For your business card I would consider centring the type on the JebeBara side and have the drum illustration hanging off to the left. On the reverse I would drop the zigzag and knockback drum and some of the drummers, the zigzag could cause problems to the printer when it comes to trimming and doesn't seriously add to the design, however if you needed/wanted to keep it consider moving it away from the edge, the knockback drum also doesn't add to the design, while your logo is a combination of brush illustration and elegant type the reverse is a little overpopulated, the illustrations are charming, however, some of them look a little like drafts for the others and one of them looks like a banjo player, while the central figure resembles a butler, stiff posture and not as fluid as the others. Finally why print the texture and not use a proper textured stock?
Tim

Anke Gaksch's picture

hello all,
again, thank you so much for your inspiration.
it really helped and i am glad forums like that exist and help junior designers improve their work.

@timd
that was actually the plan, i wouldn't print the background, it is just to simulate the paper. i would go with a stock that really looks like recycled very natural paper, without any background color printed on it.
i kind of like the zickzack, since this gives the design a little more of an african touch.
you are right, it could cause problems with trimming, i'll try other options.

@auricfuzz
i'll have a look into the fonts you proposed :-)

a.

Reed Reibstein's picture

You can take a look at the fonts I proposed, but I didn't think either them were actually especially appropriate for your design -- but the type of font (a sans-serif created from a serif) is.

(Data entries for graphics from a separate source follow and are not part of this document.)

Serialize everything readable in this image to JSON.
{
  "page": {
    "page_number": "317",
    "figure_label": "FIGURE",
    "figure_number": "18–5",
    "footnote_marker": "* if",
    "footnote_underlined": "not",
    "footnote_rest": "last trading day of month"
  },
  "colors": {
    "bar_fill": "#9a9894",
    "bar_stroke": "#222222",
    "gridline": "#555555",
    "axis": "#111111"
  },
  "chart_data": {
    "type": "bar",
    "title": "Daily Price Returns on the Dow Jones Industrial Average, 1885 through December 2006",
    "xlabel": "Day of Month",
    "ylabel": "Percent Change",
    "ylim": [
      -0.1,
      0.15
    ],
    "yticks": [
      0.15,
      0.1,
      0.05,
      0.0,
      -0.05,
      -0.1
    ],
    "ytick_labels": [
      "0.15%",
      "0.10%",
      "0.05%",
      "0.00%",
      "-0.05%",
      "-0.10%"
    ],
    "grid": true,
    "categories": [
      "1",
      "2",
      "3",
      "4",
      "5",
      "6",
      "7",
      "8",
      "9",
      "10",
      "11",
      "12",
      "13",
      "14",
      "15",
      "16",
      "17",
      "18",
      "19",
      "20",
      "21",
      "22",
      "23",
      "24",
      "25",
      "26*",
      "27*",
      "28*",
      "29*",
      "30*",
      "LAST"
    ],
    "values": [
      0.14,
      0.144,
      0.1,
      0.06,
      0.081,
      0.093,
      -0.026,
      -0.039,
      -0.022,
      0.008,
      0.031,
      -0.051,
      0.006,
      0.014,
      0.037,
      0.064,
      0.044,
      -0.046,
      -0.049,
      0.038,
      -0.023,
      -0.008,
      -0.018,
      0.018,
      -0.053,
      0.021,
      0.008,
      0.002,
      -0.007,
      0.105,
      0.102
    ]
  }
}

I can't quite remember any others, but maybe someone else can help out. If you like the concept, you might want to poke around the forums to see if you can find some.

Anke Gaksch's picture

auricfuzz, sorry for that, i actually was understanding what you meant, but just wrote my reply a bit sloppy ;-)

ginenyira's picture

Hi - i'm trying to find someone to create a logo for me. I like the clean lines of this djembe. I want something very simple with the outline of a drummer playing the djembe and a dancer dancing in front of him and the name of our group Samato. I can find photo to show the idea, but i want it very simple and clean. I can't afford a lot, but am willing to pay.